NJ Transit CEO Kris Kolluri faced the Assembly Budget Committee on Monday with literally one foot out the door, as he headed for contract negotiations to avert a rail strike by his locomotive engineers.
The Brotherhood of Local Engineers and Trainmen membership voted down the agency’s last offer, and a strike is set for mid-May. But Kolluri argued that NJ Transit can’t afford union demands for wage parity with engineers in New York.
“Three hundred and seventy-two members of a union of my colleagues somehow think it’s fair to get a $55,000 pay raise,” Kolluri told Assembly’s budget committee. “Well, I just don’t think it’s right.”
That could cost the agency an extra $4 million a day to provide alternate transportation for just 20% of 100,000 rail riders, he said. Kolluri noted the union demands would cost $1.3 billion, and require a 17% fare hike or a 27% increase in the corporate transit fee.

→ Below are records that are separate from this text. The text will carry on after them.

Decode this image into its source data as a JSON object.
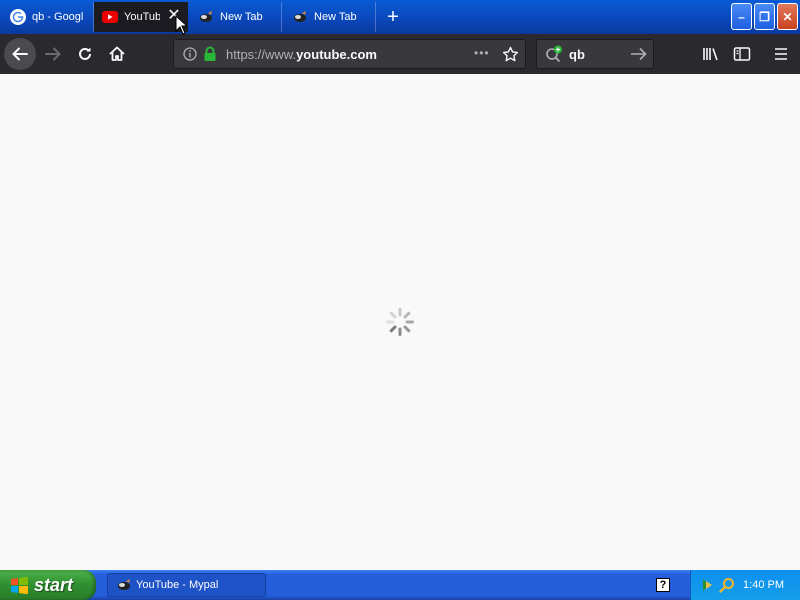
{
  "tabs": [
    {
      "label": "qb - Googl",
      "icon": "google-icon"
    },
    {
      "label": "YouTub",
      "icon": "youtube-icon",
      "active": true
    },
    {
      "label": "New Tab",
      "icon": "mypal-icon"
    },
    {
      "label": "New Tab",
      "icon": "mypal-icon"
    }
  ],
  "new_tab_symbol": "+",
  "tab_close_symbol": "✕",
  "window_controls": {
    "minimize": "–",
    "restore": "❐",
    "close": "✕"
  },
  "urlbar": {
    "prefix": "https://www.",
    "domain": "youtube.com",
    "suffix": ".com",
    "host": "youtube"
  },
  "url_dots": "•••",
  "search": {
    "value": "qb"
  },
  "taskbar": {
    "start_label": "start",
    "task_label": "YouTube - Mypal",
    "clock": "1:40 PM",
    "help": "?"
  },
  "colors": {
    "tabstrip": "#0b46b8",
    "toolbar": "#2a2a2e",
    "lock": "#2bb83a",
    "taskbar": "#245edb",
    "start": "#2f8f2f"
  }
}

Union officials dispute Kolluri’s calculations and claim their demands would cost about $250 million. But Kolluri said he is also worried about the current economic forecast.
‘We may be facing a recession. We’re looking at tariffs that could be punitive, at best,” he said. “I try to focus on problems, not politics. But tariffs and complexity surrounding tariffs will have a huge impact on our on-time delivery of parts.”

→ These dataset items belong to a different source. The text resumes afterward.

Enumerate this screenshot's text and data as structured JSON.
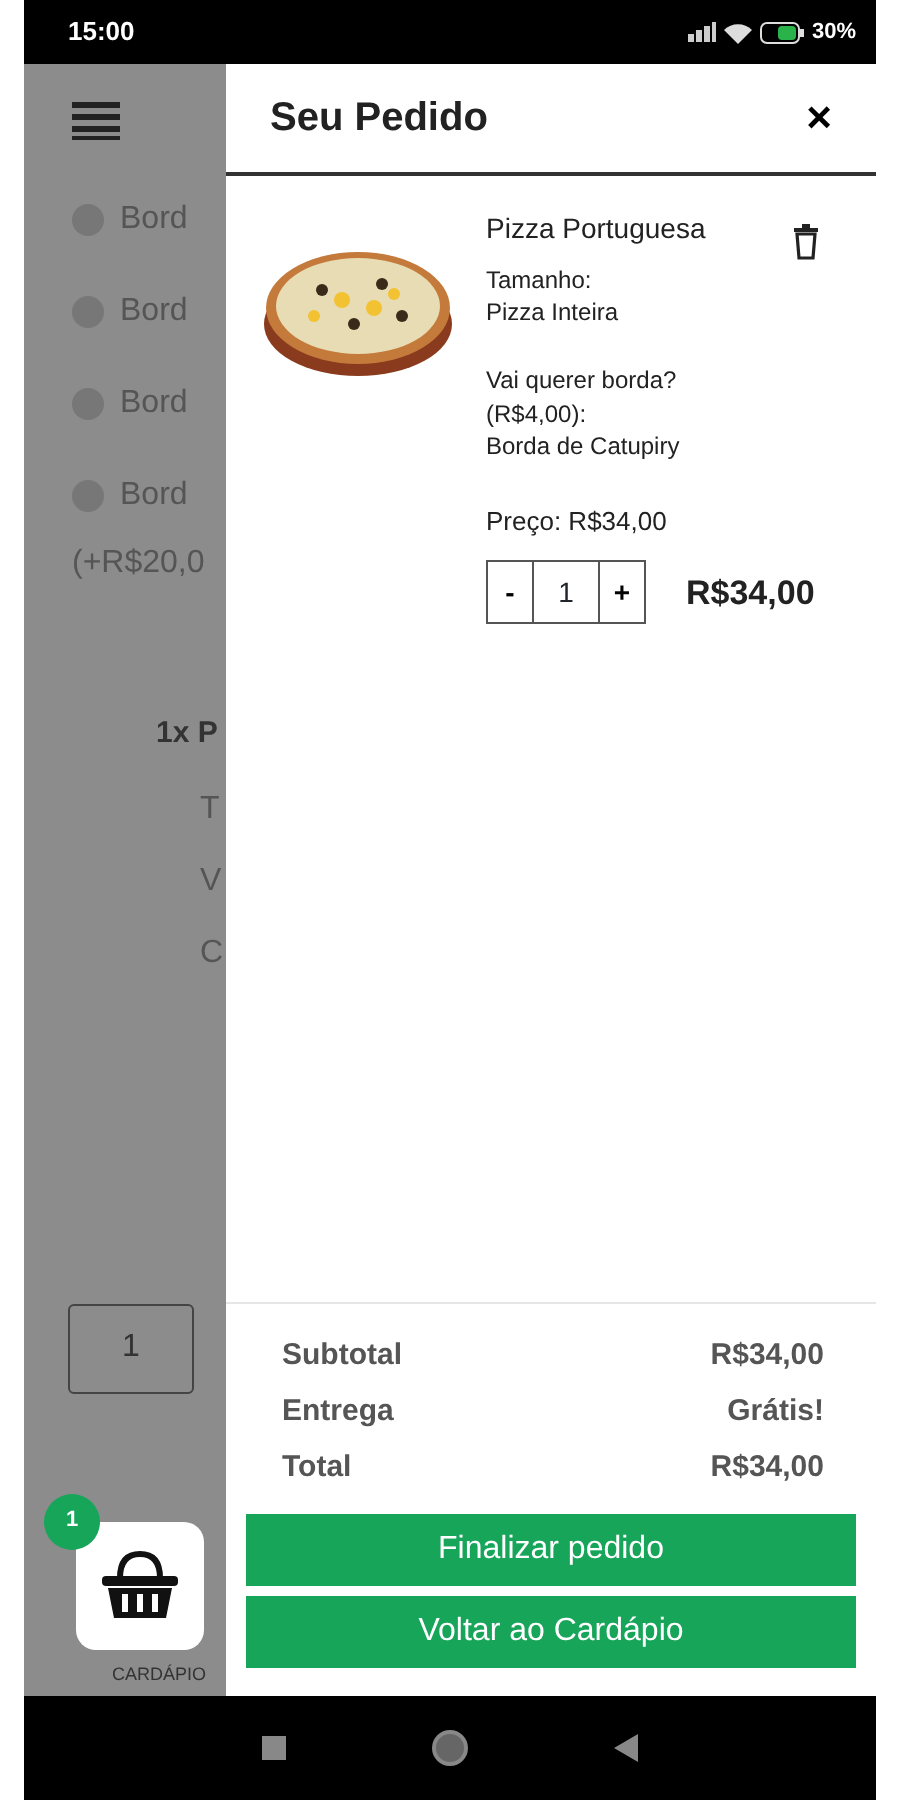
{
  "status_bar": {
    "time": "15:00",
    "battery": "30%"
  },
  "background": {
    "options": [
      {
        "label": "Bord",
        "selected": false
      },
      {
        "label": "Bord",
        "selected": false
      },
      {
        "label": "Bord",
        "selected": false
      },
      {
        "label": "Bord",
        "selected": false
      }
    ],
    "option_note": "(+R$20,0",
    "order_line": "1x P",
    "detail_lines": [
      "T",
      "V",
      "C"
    ],
    "quantity": "1",
    "cart": {
      "badge": "1",
      "label": "CARDÁPIO"
    }
  },
  "drawer": {
    "title": "Seu Pedido",
    "close": "×",
    "items": [
      {
        "name": "Pizza Portuguesa",
        "size_label": "Tamanho:",
        "size": "Pizza Inteira",
        "extra_lines": [
          "Vai querer borda?",
          "(R$4,00):"
        ],
        "extra": "Borda de Catupiry",
        "price": "Preço: R$34,00",
        "minus": "-",
        "quantity": "1",
        "plus": "+",
        "line_total": "R$34,00"
      }
    ],
    "summary": [
      {
        "label": "Subtotal",
        "value": "R$34,00"
      },
      {
        "label": "Entrega",
        "value": "Grátis!"
      },
      {
        "label": "Total",
        "value": "R$34,00"
      }
    ],
    "buttons": [
      "Finalizar pedido",
      "Voltar ao Cardápio"
    ]
  }
}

Both sides were expected to meet again Monday afternoon. The union said in a statement: “BLET will present an affordable proposal to NJT today that would bring engineers closer to parity with what other engineers in the industry working in passenger rail earn.”
Also on hand in the budget hearing, the state’s top transportation officials said they are also hoping for help to address another crisis: the collapses and closings of I-80 due to sinkholes.
Route 80 has been closed for weeks near Exit 34, as workers grapple with filling in sinkholes from collapsed mine shafts. Repairs cost an estimated $150,000 per day, and traffic is detoured around the construction in both east and westbound directions. Still, Transportation Commissioner Francis O’Connor acknowledged it’s a mess.
“We know this is one of the most heavily traveled corridors in the state, and that disruption caused by the emergency sinkhole repair affects thousands of people every day. I want to assure you that the NJ DOT is working with urgency and doing everything we can to get these lanes reopened quickly but above all else — safely,” O’Connor said.
A couple lanes in each direction should reopen by the end of May, he said, but it’ll take until the end of June to finish the job.
Another pressing transportation deadline: May 7. That’s when the TSA will require Real IDs to board domestic flights, unless one has a valid passport. And New Jersey’s Motor Vehicle Commission has been struggling to meet the demand for Real ID appointments.
“The deadline crept up on many to the point where it seems those who didn’t already have a Real ID — but needed or just wanted one — were all attempting to get one at once,” said Acting Commissioner Latrecia Littles-Floyd.
State Assemblywoman Nancy Munoz (R-Union) pressed the commissioner: “We’re hearing from our constituents — they simply cannot get an appointment. You used the word — and I wrote it down — that it ‘crept’ up on us? When did it come to your attention that we were really in a crisis mode?”
The acting commissioner said pressure for appointments started building in late February, despite the agency having promoted the program for years. But she explained, a high percentage of New Jersey residents already have valid passports, which the TSA will also accept for domestic flights.